MAPI Analysis on ISM Index: Manufacturing Has Braked to Nearly a Complete Stop
The following is an analysis from Daniel J. Meckstroth, Ph.D., Vice President and Chief Economist for the Manufacturers Alliance for Productivity and Innovation (MAPI), regarding the ISM Index for July 2012:
“The Institute for Supply Management reports that their Purchasing Managers Index (PMI) was 49.8 percent in July 2012, up slightly from a 49.7 percent reading in June,” Meckstroth said. “The components of the index that changed the most were a reduction in the employment index from 56.6 in June to 52.0 in July and an increase in the inventory index from 44.0 to 49.0. In the PMI calculations, index numbers above 50 percent signify growth.

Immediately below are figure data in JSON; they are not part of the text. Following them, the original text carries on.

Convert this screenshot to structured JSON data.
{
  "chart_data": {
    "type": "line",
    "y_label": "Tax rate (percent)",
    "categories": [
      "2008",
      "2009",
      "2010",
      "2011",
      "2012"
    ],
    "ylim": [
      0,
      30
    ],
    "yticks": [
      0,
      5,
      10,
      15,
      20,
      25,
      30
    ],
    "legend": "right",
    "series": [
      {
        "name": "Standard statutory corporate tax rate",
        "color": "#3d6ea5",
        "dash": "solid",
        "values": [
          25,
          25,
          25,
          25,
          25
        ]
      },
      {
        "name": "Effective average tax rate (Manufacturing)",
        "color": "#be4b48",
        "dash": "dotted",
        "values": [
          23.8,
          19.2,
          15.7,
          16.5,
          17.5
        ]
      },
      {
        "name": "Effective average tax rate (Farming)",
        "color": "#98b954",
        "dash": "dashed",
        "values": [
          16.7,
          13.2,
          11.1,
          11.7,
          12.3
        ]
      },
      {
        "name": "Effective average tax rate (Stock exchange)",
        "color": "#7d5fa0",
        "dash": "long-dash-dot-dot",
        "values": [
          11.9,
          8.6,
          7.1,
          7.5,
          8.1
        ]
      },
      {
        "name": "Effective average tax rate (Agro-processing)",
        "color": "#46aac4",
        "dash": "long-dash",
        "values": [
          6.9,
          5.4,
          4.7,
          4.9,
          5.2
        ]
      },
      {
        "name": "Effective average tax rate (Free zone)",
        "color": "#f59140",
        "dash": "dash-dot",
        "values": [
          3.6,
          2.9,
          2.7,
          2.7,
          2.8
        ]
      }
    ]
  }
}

“After an extremely strong start to 2012, the manufacturing sector has braked to nearly a complete stop this summer,” he added. “The reading from the ISM report is indicative of growth that was relatively flat in June and July. Manufacturers cannot escape the limits imposed by the general economy, i.e., wage and salary growth is meager, job growth is weak, and many consumers cannot get credit to spend more than they earn. There is the opportunity for breakaway spending growth for business investment and exports, but these growth areas have been constrained by the worsening Euro area recession, decelerating growth in emerging markets, and uncertainty about U.S. fiscal policy at year-end.
“MAPI does not believe the U.S. economy or the manufacturing sector will drop into recession; however, we forecast only a relatively modest growth rate for the rest of this year and into the first half of 2013,” he concluded.